Purpose/Objectives: To derive symptom clusters and their clinical meanings in Chinese patients with primary liver cancer (PLC), to examine the factors related to the identified symptom clusters, and to validate the impact of the identified symptom clusters on patients' quality of life (QOL).
Design: Cross-sectional.
Setting: Inpatient departments at a medical center for hepatobiliary disease in China.
Sample: 277 patients with PLC, aged 18-77 years.
Methods: Data were collected from a number of measures, including demographic and disease characteristics, the MD Anderson Symptom Inventory, six additional symptom items specific to PLC, and the Functional Assessment of Cancer Therapy-Hepatobiliary questionnaire. Factor analysis was used to derive symptom clusters, independent-samples t test or one-way analysis of variance was performed to identify the factors related to each symptom cluster, and multivariate regression models were applied to examine the predictive impact of the identified symptom clusters on PLC.
Main Research Variables: Demographic and medical variables, symptom clusters, and QOL.
Findings: Three symptom clusters were identified: gastrointestinal sickness, neuropsychological, and liver dysfunction. Patients who received liver protection treatment, received more than one kind of treatment, and had poorer physical performance, worse liver function, and more advanced cancer scored higher in severity across all three symptom clusters. All of the symptom clusters explained 48% of the QOL variance, and the liver dysfunction symptom cluster (adjusted R2 = 0.425) showed a superior influence.

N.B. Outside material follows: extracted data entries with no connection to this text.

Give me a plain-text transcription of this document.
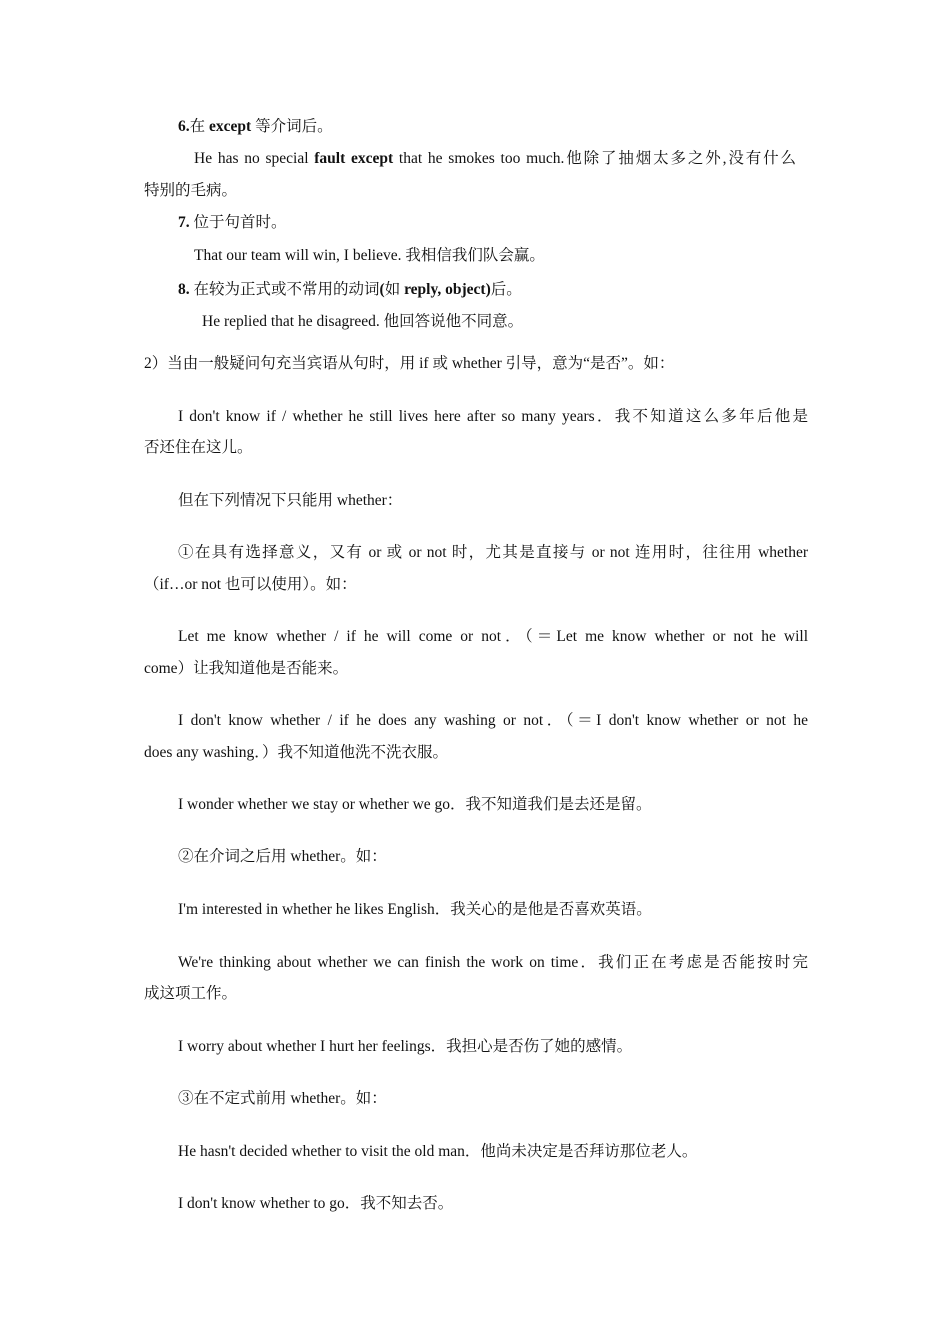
6.在 except 等介词后。
He has no special fault except that he smokes too much.他除了抽烟太多之外,没有什么
特别的毛病。
7. 位于句首时。
That our team will win, I believe. 我相信我们队会赢。
8. 在较为正式或不常用的动词(如 reply, object)后。
He replied that he disagreed. 他回答说他不同意。
2）当由一般疑问句充当宾语从句时，用 if 或 whether 引导，意为“是否”。如：
I don't know if / whether he still lives here after so many years．我不知道这么多年后他是
否还住在这儿。
但在下列情况下只能用 whether：
①在具有选择意义，又有 or 或 or not 时，尤其是直接与 or not 连用时，往往用 whether
（if…or not 也可以使用）。如：
Let me know whether / if he will come or not．（＝Let me know whether or not he will
come）让我知道他是否能来。
I don't know whether / if he does any washing or not．（＝I don't know whether or not he
does any washing．）我不知道他洗不洗衣服。
I wonder whether we stay or whether we go．我不知道我们是去还是留。
②在介词之后用 whether。如：
I'm interested in whether he likes English．我关心的是他是否喜欢英语。
We're thinking about whether we can finish the work on time．我们正在考虑是否能按时完
成这项工作。
I worry about whether I hurt her feelings．我担心是否伤了她的感情。
③在不定式前用 whether。如：
He hasn't decided whether to visit the old man．他尚未决定是否拜访那位老人。
I don't know whether to go．我不知去否。
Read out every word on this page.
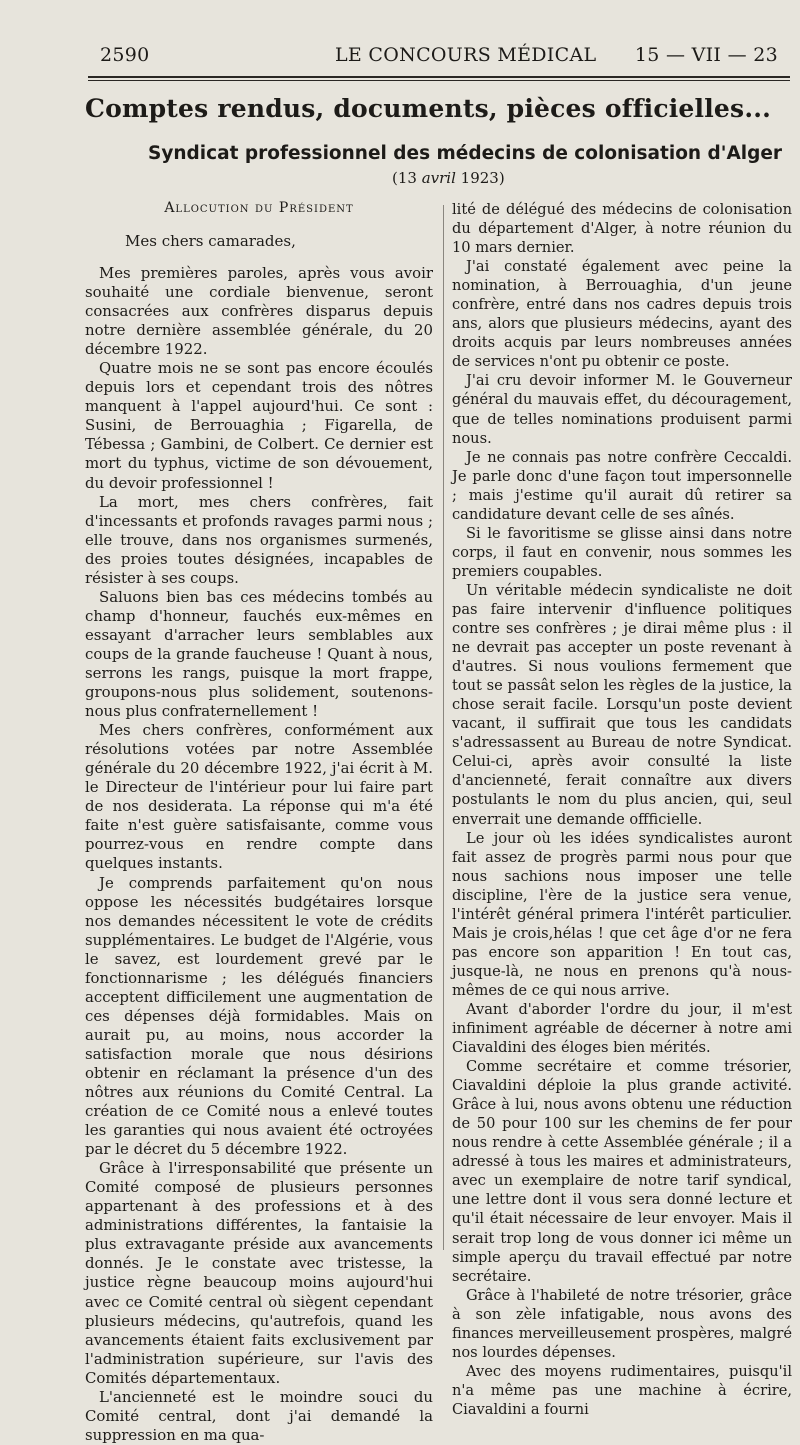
2590	LE CONCOURS MÉDICAL 15 — VII — 23
Comptes rendus, documents, pièces officielles...
Syndicat professionnel des médecins de colonisation d'Alger
(13 avril 1923)
Allocution du Président
Mes chers camarades,

Mes premières paroles, après vous avoir souhaité une cordiale bienvenue, seront consacrées aux confrères disparus depuis notre dernière assemblée générale, du 20 décembre 1922.

Quatre mois ne se sont pas encore écoulés depuis lors et cependant trois des nôtres manquent à l'appel aujourd'hui. Ce sont : Susini, de Berrouaghia ; Figarella, de Tébessa ; Gambini, de Colbert. Ce dernier est mort du typhus, victime de son dévouement, du devoir professionnel !

La mort, mes chers confrères, fait d'incessants et profonds ravages parmi nous ; elle trouve, dans nos organismes surmenés, des proies toutes désignées, incapables de résister à ses coups.

Saluons bien bas ces médecins tombés au champ d'honneur, fauchés eux-mêmes en essayant d'arracher leurs semblables aux coups de la grande faucheuse ! Quant à nous, serrons les rangs, puisque la mort frappe, groupons-nous plus solidement, soutenons-nous plus confraternellement !

Mes chers confrères, conformément aux résolutions votées par notre Assemblée générale du 20 décembre 1922, j'ai écrit à M. le Directeur de l'intérieur pour lui faire part de nos desiderata. La réponse qui m'a été faite n'est guère satisfaisante, comme vous pourrez-vous en rendre compte dans quelques instants.

Je comprends parfaitement qu'on nous oppose les nécessités budgétaires lorsque nos demandes nécessitent le vote de crédits supplémentaires. Le budget de l'Algérie, vous le savez, est lourdement grevé par le fonctionnarisme ; les délégués financiers acceptent difficilement une augmentation de ces dépenses déjà formidables. Mais on aurait pu, au moins, nous accorder la satisfaction morale que nous désirions obtenir en réclamant la présence d'un des nôtres aux réunions du Comité Central. La création de ce Comité nous a enlevé toutes les garanties qui nous avaient été octroyées par le décret du 5 décembre 1922.

Grâce à l'irresponsabilité que présente un Comité composé de plusieurs personnes appartenant à des professions et à des administrations différentes, la fantaisie la plus extravagante préside aux avancements donnés. Je le constate avec tristesse, la justice règne beaucoup moins aujourd'hui avec ce Comité central où siègent cependant plusieurs médecins, qu'autrefois, quand les avancements étaient faits exclusivement par l'administration supérieure, sur l'avis des Comités départementaux.

L'ancienneté est le moindre souci du Comité central, dont j'ai demandé la suppression en ma qua-

lité de délégué des médecins de colonisation du département d'Alger, à notre réunion du 10 mars dernier.

J'ai constaté également avec peine la nomination, à Berrouaghia, d'un jeune confrère, entré dans nos cadres depuis trois ans, alors que plusieurs médecins, ayant des droits acquis par leurs nombreuses années de services n'ont pu obtenir ce poste.

J'ai cru devoir informer M. le Gouverneur général du mauvais effet, du découragement, que de telles nominations produisent parmi nous.

Je ne connais pas notre confrère Ceccaldi. Je parle donc d'une façon tout impersonnelle ; mais j'estime qu'il aurait dû retirer sa candidature devant celle de ses aînés.

Si le favoritisme se glisse ainsi dans notre corps, il faut en convenir, nous sommes les premiers coupables.

Un véritable médecin syndicaliste ne doit pas faire intervenir d'influence politiques contre ses confrères ; je dirai même plus : il ne devrait pas accepter un poste revenant à d'autres. Si nous voulions fermement que tout se passât selon les règles de la justice, la chose serait facile. Lorsqu'un poste devient vacant, il suffirait que tous les candidats s'adressassent au Bureau de notre Syndicat. Celui-ci, après avoir consulté la liste d'ancienneté, ferait connaître aux divers postulants le nom du plus ancien, qui, seul enverrait une demande offficielle.

Le jour où les idées syndicalistes auront fait assez de progrès parmi nous pour que nous sachions nous imposer une telle discipline, l'ère de la justice sera venue, l'intérêt général primera l'intérêt particulier. Mais je crois,hélas ! que cet âge d'or ne fera pas encore son apparition ! En tout cas, jusque-là, ne nous en prenons qu'à nous-mêmes de ce qui nous arrive.

Avant d'aborder l'ordre du jour, il m'est infiniment agréable de décerner à notre ami Ciavaldini des éloges bien mérités.

Comme secrétaire et comme trésorier, Ciavaldini déploie la plus grande activité. Grâce à lui, nous avons obtenu une réduction de 50 pour 100 sur les chemins de fer pour nous rendre à cette Assemblée générale ; il a adressé à tous les maires et administrateurs, avec un exemplaire de notre tarif syndical, une lettre dont il vous sera donné lecture et qu'il était nécessaire de leur envoyer. Mais il serait trop long de vous donner ici même un simple aperçu du travail effectué par notre secrétaire.

Grâce à l'habileté de notre trésorier, grâce à son zèle infatigable, nous avons des finances merveilleusement prospères, malgré nos lourdes dépenses.

Avec des moyens rudimentaires, puisqu'il n'a même pas une machine à écrire, Ciavaldini a fourni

Conclusions: The liver dysfunction symptom cluster may be unique to Chinese patients with PLC. Patients with certain demographic and disease characteristics could be at risk for experiencing severe symptom clusters. In addition, a differential impact of the symptom clusters on QOL was noted in these patients.
Implications for Nursing: The factors related to severity should be considered when managing symptom clusters. Because the predictive impacts of the three individual symptom clusters on QOL were varied and ordered in magnitude, healthcare providers should first alleviate the primary symptom cluster. This approach could be cost-effective and improve QOL.